Pablo Casado lleva una semana a la espera de que llegue el momento de tomar una decisión, y corre el peligro de que no pueda decidir nada porque se despertará un día con la noticia de que Sánchez ha firmado un acuerdo de gobierno con Podemos y ERC y se dispone a preparar la sesión de investidura.

No se da cuenta Casado de que Sánchez estaría encantado de ser presidente con la ayuda de dos partidos que no le pondrán contra las cuerdas en algún momento de la legislatura: Podemos, porque alcanzará su objetivo de formar parte del gobierno; ERC, porque un acuerdo con Sánchez les permitirá avanzar en el independentismo. ¿Qué eso no lo permitirá nunca Pedro Sánchez? Que poco conocen a Sánchez los que piensan que jamás aceptará condiciones de ERC que rocen o sobrepasen el límite constitucional. A Sánchez lo único que le importa es ser presidente del gobierno, y asesores tiene que transformarán las exigencias de los independentistas en fórmulas aceptables legalmente aunque sean una inmoralidad.

Se queja Casado de que no es él quien debe llamar a Sánchez, que ya lo hizo la noche del 10-N y Sánchez no le respondió. Si pretende ofrecer un acuerdo de investidura a Sánchez cuando le llame, que espere sentado. A poco que le salgan los números, Sánchez es capaz de pactar con el diablo, y solo acudirá a Casado si son los otros –ERC, Junts, Bildu, PNV, PRC o CC- los que le dicen que no quieren saber nada de apoyar un gobierno PSOE-Podemos.

El lunes hay ejecutiva del PP y Casado maneja la idea de que al llegar ese día se habrían complicado tanto las cosas para Sánchez, que le será imposible un acuerdo de gobierno ante exigencias inaceptables y no tendrá más remedio que mirar hacia el centro derecha para seguir en La Moncloa.
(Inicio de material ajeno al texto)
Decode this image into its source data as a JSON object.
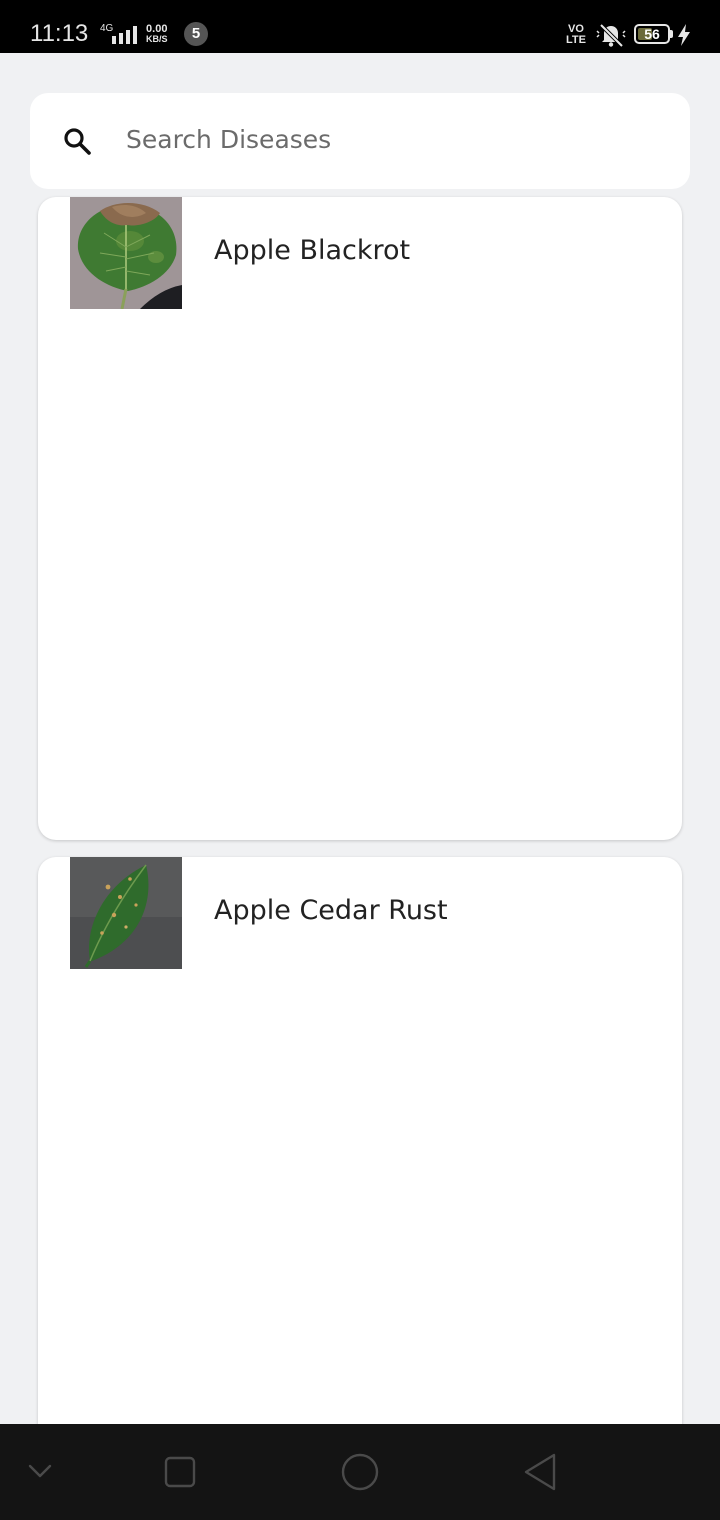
{
  "status_bar": {
    "time": "11:13",
    "network": "4G",
    "speed_value": "0.00",
    "speed_unit": "KB/S",
    "notification_count": "5",
    "volte_top": "VO",
    "volte_bottom": "LTE",
    "battery_level": "56",
    "battery_percent": 56
  },
  "search": {
    "placeholder": "Search Diseases",
    "value": ""
  },
  "diseases": [
    {
      "name": "Apple Blackrot",
      "thumbnail_icon": "leaf-blackrot-image"
    },
    {
      "name": "Apple Cedar Rust",
      "thumbnail_icon": "leaf-cedar-rust-image"
    }
  ],
  "nav_bar": {
    "icons": [
      "chevron-down-icon",
      "recents-square-icon",
      "home-circle-icon",
      "back-triangle-icon"
    ]
  }
}
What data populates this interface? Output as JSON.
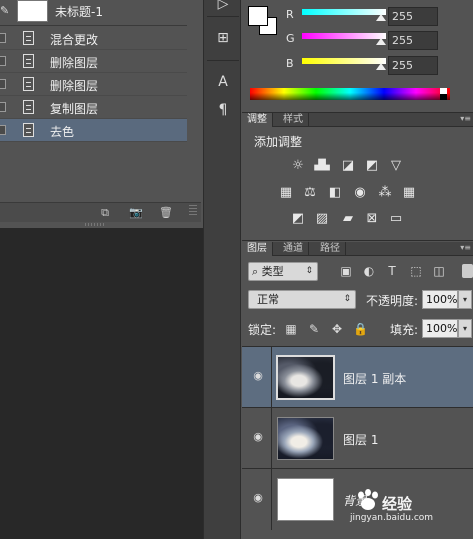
{
  "history": {
    "snapshot_label": "未标题-1",
    "items": [
      {
        "label": "混合更改"
      },
      {
        "label": "删除图层"
      },
      {
        "label": "删除图层"
      },
      {
        "label": "复制图层"
      },
      {
        "label": "去色"
      }
    ],
    "selected_index": 4
  },
  "color": {
    "channels": [
      {
        "label": "R",
        "value": "255",
        "gradient": [
          "#000000",
          "#ff0000"
        ]
      },
      {
        "label": "G",
        "value": "255",
        "gradient": [
          "#000000",
          "#00ff00"
        ]
      },
      {
        "label": "B",
        "value": "255",
        "gradient": [
          "#000000",
          "#0000ff"
        ]
      }
    ],
    "foreground": "#ffffff",
    "background": "#ffffff"
  },
  "adjustments": {
    "tabs": [
      "调整",
      "样式"
    ],
    "title": "添加调整",
    "icon_rows": [
      [
        "brightness-contrast-icon",
        "levels-icon",
        "curves-icon",
        "exposure-icon",
        "vibrance-icon"
      ],
      [
        "hue-saturation-icon",
        "color-balance-icon",
        "black-white-icon",
        "photo-filter-icon",
        "channel-mixer-icon",
        "color-lookup-icon"
      ],
      [
        "invert-icon",
        "posterize-icon",
        "threshold-icon",
        "selective-color-icon",
        "gradient-map-icon"
      ]
    ]
  },
  "layers": {
    "tabs": [
      "图层",
      "通道",
      "路径"
    ],
    "filter_label": "类型",
    "blend_mode": "正常",
    "opacity_label": "不透明度:",
    "opacity_value": "100%",
    "lock_label": "锁定:",
    "fill_label": "填充:",
    "fill_value": "100%",
    "items": [
      {
        "name": "图层 1 副本",
        "thumb": "photo",
        "selected": true
      },
      {
        "name": "图层 1",
        "thumb": "photo-color",
        "selected": false
      },
      {
        "name": "背景",
        "thumb": "white",
        "selected": false
      }
    ]
  },
  "watermark": {
    "text": "经验",
    "url": "jingyan.baidu.com"
  }
}
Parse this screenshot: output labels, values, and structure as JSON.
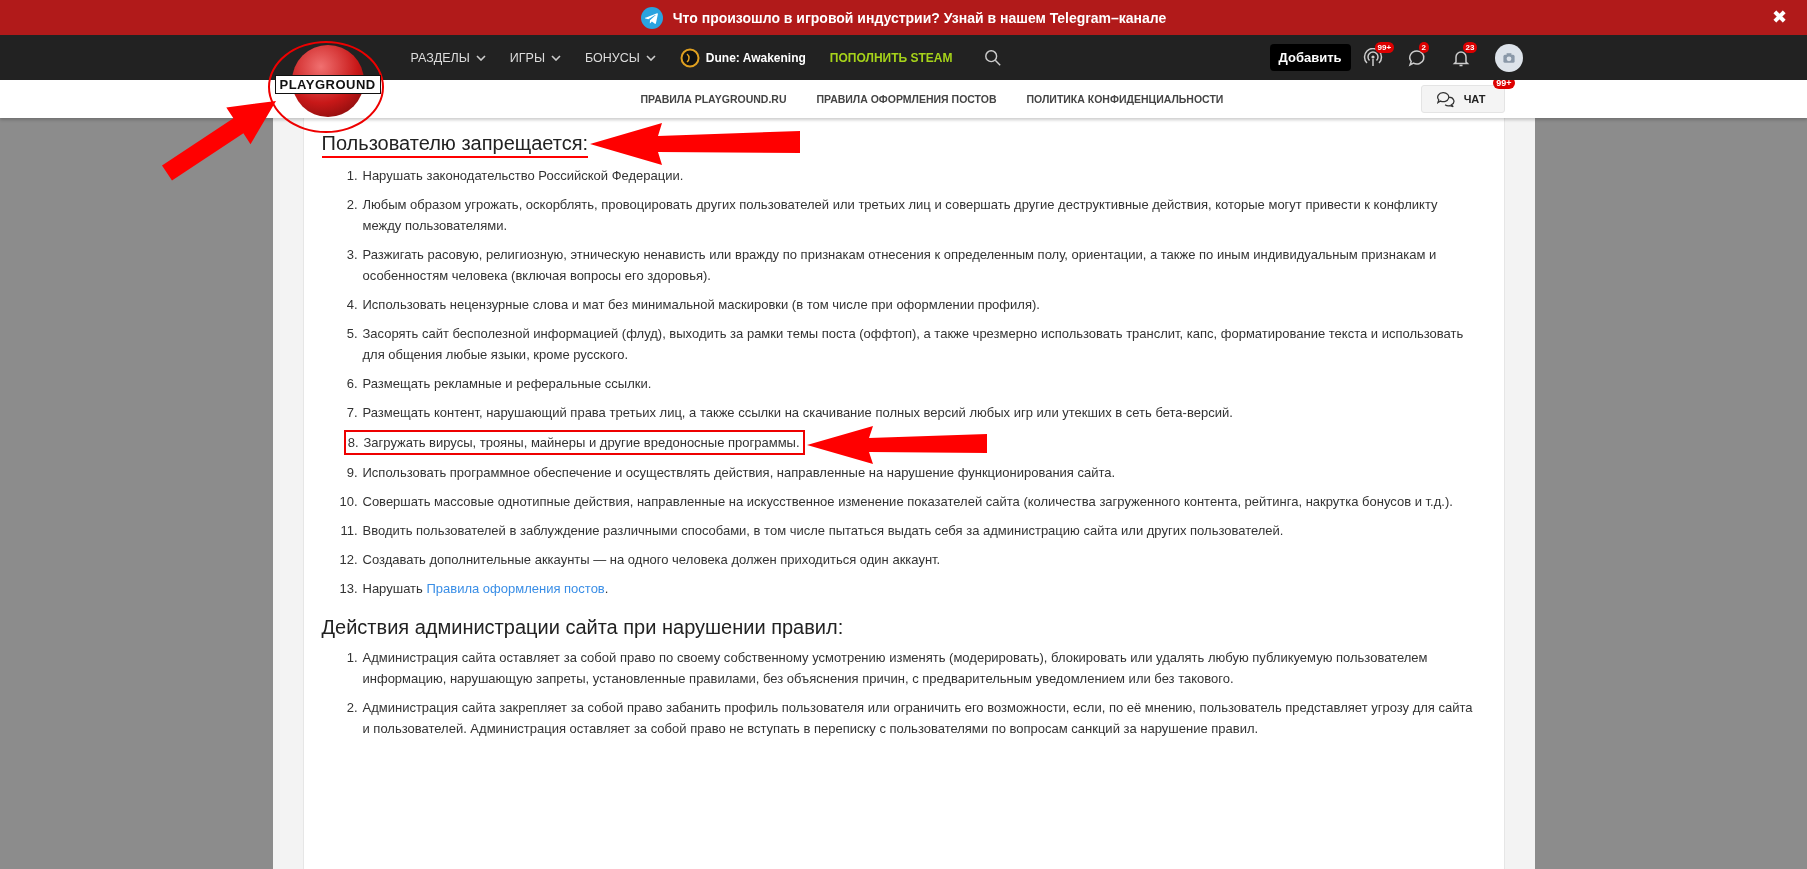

Entonces sí cogería el teléfono para marcar el número de Pablo Casado. Quizá tenga razón el líder del PP y Sánchez acuda a él cuando se le acabe el tiempo, o cuando sea tanto lo que pidan los otros que la militancia del PSOE se le ponga en contra –no la dirección, entregada- y le presione para tantear acuerdos con PP y Ciudadanos. Es el momento que espera Casado, pero nadie le garantiza que llegue ese día sino que, por el contrario, lo que se advierte hoy por hoy es que las negociaciones de Sánchez avanzan mientras el PP sigue a la espera de que se bloqueen.

Nadie sabe cómo puede terminar este tira y afloja. Pero lo que trasciende es que Sánchez solo piensa en cerrar el pacto con unos socios cuya sola mención produce espanto a la mayoría de españoles.